Answer & Explanation
A) H and Br
Only H and Br form Polar Covalent Bond.
Covalent bonding occurs when pairs of electrons are shared by atoms. Atoms will covalently bond with other atoms in order to gain more stability, which is gained by forming a full electron shell. By sharing their outer most (valence) electrons, atoms can fill up their outer electron shell and gain stability.
1. Polar Covalent Bond
2. Nonpolar Covalent Bond
1. Polar Covalent Bond:
A Polar Covalent Bond is created when the shared electrons between atoms are not equally shared. This occurs when one atom has a higher electronegativity than the atom it is sharing with. The atom with the higher electronegativity will have a stronger pull for electrons (Similiar to a Tug-O-War game, whoever is stronger usually wins). As a result, the shared electrons will be closer to the atom with the higher electronegativity, making it unequally shared.
2. Nonpolar Covalent Bond:
A Nonpolar Covalent Bond is created when atoms share their electrons equally.

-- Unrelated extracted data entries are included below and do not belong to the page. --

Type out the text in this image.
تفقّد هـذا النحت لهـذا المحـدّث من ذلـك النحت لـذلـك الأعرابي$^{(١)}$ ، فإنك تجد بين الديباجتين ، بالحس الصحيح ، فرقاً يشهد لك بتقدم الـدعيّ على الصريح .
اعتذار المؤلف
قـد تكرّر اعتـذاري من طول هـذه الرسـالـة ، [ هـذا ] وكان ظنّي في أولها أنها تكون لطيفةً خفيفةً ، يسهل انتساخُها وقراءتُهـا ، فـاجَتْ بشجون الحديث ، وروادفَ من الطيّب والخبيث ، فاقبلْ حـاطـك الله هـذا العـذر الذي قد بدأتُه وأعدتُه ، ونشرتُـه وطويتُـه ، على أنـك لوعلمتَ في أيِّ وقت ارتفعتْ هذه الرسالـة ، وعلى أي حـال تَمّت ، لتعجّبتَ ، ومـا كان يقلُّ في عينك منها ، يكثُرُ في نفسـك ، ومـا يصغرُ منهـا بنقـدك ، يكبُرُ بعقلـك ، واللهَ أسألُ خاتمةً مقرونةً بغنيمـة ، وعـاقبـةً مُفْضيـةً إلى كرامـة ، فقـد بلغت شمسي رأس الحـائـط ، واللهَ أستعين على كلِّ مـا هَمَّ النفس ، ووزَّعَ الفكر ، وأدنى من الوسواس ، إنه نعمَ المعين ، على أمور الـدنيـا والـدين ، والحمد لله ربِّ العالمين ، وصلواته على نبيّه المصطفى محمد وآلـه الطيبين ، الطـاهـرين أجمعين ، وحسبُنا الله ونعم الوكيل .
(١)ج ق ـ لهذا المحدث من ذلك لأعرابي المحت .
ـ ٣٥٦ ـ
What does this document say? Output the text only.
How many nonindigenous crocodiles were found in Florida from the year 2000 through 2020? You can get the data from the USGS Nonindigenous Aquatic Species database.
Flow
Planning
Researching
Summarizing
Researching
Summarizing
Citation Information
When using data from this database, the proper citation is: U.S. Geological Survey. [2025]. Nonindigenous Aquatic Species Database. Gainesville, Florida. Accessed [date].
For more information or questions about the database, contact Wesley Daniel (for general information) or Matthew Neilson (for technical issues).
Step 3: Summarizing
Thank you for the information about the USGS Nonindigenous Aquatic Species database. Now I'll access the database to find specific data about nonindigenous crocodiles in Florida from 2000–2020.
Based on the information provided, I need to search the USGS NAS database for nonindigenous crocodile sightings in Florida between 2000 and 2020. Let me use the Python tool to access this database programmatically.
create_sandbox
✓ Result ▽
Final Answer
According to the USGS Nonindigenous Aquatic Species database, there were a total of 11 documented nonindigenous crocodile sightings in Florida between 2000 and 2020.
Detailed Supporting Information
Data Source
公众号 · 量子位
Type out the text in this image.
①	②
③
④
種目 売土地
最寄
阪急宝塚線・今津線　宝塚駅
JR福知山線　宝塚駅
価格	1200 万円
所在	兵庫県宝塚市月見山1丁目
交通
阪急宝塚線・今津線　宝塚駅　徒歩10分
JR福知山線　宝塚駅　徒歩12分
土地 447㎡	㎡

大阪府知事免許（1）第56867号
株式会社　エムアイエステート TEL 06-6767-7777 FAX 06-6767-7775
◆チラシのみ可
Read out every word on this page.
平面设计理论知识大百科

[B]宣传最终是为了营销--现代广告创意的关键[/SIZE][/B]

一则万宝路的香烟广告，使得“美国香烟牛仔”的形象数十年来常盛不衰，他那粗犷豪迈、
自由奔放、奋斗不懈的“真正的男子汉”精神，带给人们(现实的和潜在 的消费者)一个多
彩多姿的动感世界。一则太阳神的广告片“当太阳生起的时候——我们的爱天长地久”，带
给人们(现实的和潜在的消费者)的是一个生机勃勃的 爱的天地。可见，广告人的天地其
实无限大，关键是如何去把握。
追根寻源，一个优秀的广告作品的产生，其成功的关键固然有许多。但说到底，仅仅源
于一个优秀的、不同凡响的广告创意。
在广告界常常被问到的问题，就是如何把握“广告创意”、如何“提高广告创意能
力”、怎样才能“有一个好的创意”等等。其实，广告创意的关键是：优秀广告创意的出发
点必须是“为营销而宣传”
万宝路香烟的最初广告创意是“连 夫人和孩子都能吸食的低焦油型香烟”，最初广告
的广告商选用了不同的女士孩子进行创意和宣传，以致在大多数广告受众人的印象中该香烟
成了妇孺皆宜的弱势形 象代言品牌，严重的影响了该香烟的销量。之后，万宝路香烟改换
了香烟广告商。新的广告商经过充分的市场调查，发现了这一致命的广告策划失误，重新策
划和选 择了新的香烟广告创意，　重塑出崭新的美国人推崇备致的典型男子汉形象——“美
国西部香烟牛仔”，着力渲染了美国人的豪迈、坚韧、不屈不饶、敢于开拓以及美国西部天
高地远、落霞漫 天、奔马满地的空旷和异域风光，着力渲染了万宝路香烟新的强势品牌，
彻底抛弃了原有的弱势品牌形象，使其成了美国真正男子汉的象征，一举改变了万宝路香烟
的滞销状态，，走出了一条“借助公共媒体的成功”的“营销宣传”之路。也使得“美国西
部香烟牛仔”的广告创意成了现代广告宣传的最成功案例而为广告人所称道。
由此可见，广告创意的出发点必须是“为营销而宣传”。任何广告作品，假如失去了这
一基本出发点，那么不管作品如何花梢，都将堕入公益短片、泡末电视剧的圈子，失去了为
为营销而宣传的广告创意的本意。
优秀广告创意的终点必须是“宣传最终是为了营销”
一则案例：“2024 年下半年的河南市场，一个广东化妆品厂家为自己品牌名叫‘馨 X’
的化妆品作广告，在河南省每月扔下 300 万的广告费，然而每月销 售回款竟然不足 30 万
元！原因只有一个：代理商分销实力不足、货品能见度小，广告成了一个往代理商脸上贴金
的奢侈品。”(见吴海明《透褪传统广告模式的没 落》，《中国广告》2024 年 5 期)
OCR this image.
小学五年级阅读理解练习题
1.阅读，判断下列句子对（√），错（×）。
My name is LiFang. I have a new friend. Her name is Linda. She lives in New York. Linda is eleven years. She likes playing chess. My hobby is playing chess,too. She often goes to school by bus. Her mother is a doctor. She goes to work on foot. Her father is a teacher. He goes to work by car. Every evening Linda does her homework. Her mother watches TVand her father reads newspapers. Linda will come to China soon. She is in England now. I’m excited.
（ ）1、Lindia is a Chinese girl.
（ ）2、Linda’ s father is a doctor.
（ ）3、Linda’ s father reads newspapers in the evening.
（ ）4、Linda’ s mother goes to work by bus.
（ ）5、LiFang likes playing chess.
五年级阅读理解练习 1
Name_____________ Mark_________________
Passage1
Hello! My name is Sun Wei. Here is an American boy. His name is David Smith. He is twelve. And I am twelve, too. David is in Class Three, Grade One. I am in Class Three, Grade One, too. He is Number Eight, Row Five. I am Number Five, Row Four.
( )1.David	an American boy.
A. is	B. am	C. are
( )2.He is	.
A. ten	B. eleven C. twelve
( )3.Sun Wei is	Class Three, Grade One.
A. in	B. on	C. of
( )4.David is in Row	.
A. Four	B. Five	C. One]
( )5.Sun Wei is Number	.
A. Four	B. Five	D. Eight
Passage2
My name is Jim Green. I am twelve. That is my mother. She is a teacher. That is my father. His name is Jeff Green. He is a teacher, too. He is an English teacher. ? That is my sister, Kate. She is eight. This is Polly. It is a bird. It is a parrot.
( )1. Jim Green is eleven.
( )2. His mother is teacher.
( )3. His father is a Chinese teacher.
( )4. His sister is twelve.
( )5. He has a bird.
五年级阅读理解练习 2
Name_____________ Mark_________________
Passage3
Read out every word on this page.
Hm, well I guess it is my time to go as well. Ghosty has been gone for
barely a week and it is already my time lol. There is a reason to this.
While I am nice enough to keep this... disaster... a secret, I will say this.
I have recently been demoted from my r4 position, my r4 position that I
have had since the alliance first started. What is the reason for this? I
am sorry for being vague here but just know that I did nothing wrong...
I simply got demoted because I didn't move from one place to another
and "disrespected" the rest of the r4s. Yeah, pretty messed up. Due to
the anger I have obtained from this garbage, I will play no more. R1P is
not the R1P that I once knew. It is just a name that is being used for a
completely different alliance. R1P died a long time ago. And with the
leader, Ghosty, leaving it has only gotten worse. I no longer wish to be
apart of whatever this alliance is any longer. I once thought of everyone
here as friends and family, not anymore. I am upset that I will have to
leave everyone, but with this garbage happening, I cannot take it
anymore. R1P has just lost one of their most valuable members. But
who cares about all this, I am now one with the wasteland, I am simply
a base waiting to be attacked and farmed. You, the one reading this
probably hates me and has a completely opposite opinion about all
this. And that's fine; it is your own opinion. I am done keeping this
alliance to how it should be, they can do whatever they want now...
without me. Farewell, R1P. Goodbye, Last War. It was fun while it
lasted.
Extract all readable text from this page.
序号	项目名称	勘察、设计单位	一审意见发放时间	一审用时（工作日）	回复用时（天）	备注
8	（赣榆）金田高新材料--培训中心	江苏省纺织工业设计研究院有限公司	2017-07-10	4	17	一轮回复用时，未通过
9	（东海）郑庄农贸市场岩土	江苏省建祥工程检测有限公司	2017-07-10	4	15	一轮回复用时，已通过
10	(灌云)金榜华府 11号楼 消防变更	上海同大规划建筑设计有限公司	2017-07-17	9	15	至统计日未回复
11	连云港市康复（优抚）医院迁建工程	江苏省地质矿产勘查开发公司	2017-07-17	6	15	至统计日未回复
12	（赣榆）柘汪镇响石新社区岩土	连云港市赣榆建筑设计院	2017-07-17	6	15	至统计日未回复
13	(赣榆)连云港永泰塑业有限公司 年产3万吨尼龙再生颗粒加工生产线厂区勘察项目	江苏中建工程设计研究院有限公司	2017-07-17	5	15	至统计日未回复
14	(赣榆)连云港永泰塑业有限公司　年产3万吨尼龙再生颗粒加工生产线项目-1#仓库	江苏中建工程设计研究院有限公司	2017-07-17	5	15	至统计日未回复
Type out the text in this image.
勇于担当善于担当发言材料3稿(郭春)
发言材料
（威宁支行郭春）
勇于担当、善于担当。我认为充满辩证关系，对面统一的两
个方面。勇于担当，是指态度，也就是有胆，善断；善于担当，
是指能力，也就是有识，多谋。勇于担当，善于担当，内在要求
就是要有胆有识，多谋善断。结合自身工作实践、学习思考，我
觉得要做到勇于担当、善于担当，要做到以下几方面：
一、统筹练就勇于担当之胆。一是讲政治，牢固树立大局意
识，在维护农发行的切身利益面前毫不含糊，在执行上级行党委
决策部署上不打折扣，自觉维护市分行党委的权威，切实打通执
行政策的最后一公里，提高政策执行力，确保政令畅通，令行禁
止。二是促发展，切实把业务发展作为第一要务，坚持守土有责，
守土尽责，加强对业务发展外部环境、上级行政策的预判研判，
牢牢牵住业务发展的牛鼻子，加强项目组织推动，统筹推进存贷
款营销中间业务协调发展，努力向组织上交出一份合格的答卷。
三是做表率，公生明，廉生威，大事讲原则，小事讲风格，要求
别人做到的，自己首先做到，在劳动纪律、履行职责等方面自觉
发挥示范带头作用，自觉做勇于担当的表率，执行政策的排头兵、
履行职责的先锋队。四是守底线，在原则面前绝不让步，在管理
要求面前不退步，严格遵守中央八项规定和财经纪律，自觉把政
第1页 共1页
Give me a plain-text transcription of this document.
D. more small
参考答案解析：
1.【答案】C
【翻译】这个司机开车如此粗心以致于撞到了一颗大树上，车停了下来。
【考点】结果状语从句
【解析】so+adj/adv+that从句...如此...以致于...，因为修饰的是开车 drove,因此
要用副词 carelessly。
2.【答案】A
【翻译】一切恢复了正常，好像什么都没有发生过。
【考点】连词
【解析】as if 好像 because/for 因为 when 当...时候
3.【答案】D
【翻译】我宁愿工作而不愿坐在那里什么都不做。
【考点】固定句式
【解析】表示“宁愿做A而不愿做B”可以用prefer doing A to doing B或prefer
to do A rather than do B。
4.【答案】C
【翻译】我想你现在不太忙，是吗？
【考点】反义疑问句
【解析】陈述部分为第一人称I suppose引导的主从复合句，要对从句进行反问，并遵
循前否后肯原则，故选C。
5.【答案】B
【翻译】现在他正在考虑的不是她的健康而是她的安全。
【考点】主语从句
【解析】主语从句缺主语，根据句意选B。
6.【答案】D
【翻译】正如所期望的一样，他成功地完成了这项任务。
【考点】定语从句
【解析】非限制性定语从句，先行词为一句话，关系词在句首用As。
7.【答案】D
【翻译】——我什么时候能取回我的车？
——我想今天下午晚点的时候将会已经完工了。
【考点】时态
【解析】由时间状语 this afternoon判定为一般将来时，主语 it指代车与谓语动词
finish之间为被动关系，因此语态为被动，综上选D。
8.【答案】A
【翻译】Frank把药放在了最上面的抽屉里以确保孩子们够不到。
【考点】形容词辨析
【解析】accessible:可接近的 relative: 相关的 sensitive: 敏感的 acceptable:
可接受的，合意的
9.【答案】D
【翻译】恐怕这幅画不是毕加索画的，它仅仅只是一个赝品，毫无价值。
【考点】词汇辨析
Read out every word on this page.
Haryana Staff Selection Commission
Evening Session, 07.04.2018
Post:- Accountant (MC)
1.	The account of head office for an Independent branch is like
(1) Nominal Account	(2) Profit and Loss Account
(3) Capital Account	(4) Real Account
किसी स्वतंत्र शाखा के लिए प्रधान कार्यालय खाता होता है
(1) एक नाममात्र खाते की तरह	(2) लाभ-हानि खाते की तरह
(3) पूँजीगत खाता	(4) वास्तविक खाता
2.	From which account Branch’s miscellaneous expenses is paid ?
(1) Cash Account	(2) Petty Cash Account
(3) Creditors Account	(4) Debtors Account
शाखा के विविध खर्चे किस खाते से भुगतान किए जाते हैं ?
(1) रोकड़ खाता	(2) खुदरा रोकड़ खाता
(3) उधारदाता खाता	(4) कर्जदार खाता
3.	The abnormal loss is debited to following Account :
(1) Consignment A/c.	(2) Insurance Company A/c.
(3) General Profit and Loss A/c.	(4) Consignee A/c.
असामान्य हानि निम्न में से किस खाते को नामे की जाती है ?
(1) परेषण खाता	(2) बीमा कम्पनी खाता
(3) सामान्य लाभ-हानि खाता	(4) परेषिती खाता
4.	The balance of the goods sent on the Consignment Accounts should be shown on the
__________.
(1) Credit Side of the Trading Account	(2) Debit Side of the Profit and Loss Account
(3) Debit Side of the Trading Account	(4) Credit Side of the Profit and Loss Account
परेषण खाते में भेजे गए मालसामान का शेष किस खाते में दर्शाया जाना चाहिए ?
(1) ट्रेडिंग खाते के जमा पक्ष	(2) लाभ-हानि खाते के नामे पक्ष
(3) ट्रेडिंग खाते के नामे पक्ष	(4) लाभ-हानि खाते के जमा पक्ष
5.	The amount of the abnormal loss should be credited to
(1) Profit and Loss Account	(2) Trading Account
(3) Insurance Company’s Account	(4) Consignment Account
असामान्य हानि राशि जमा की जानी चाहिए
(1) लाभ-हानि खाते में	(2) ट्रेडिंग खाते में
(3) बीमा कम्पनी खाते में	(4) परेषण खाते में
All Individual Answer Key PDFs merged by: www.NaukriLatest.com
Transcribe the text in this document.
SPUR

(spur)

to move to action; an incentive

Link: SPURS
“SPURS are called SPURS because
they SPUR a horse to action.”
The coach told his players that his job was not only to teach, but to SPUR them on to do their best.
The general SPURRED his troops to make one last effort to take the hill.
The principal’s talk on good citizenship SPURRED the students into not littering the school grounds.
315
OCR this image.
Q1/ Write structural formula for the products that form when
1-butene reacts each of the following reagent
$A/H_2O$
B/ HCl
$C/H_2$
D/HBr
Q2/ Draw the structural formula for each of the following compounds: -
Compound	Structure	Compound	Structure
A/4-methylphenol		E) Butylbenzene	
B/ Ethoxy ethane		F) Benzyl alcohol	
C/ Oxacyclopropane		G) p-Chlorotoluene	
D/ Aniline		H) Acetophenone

This usually occurs when two atoms have similar or the same electron affinity. The closer the values of their electron affinity, the stronger the attraction. This occurs in gas molecules; also known as diatomic elements. Nonpolar covalent bonds have a similar concept as polar covalent bonds; the atom with the higher electronegativity will draw away the electron from the weaker one.
Here H and H and N and N form Non-polar covalent bonds. Na and Br form the ionic bond.